Actually, Clinton's debate performances and her candidacy don't seem quite so cautious or fudgy when you look at the transcript or travel with her on the trail. Her worst moments have come when she has tried to have it both ways on programs proposed by fellow New York Democrats. This is a too-clever-by-a-lot tendency she shares with her husband: the hope that she can admire untenable proposals made by other Democrats like the recent tax reform proposed by Congressman Charles Rangel and Governor Eliot Spitzer's proposal to give illegal immigrants driver's licenses without actually supporting them. She was caught on the latter in the debate and roundly hammered. But this sort of fudgery is not unusual among politicians. Edwards took the same admiring-but-not-quite-supporting position on driver's licenses when he was interviewed by ABC's George Stephanopoulos a few days later. In fact, other Democrats except Christopher Dodd, who flat-out opposed the idea seemed prohibitively chuckleheaded on this issue: it is hard to imagine why a recent illegal immigrant, unfamiliar with U.S. roads and driving practices, would come forward to get a driver's license just so that he or she could be held liable in the event of an accident.
The propensity of Democrats to be chuckleheaded in ways easily exploited by Republicans is what Clinton, in most cases, is trying to avoid with her lawyerly answers.

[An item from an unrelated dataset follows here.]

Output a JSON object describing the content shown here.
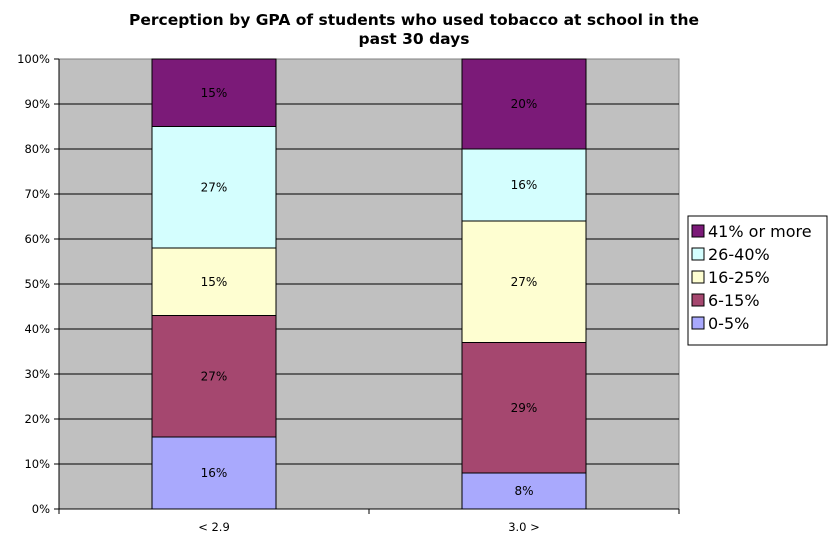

Her refusal to support higher Social Security taxes on the wealthy is a perfect example. "For the life of me, I don't understand what my opponents are trying to achieve," she said. "It is potentially a trillion-dollar tax increase." Clinton's point seems solid on several grounds. There are higher priorities than Social Security in 2008, especially if you want to enact universal health insurance or a real energy-independence plan, both of which will require revenue increases. And why start the negotiations now, in the Democratic primary? History shows, as Clinton attests, that the best way to deal with this issue is through a bipartisan commission, where both sides can share the blame for doing the right thing.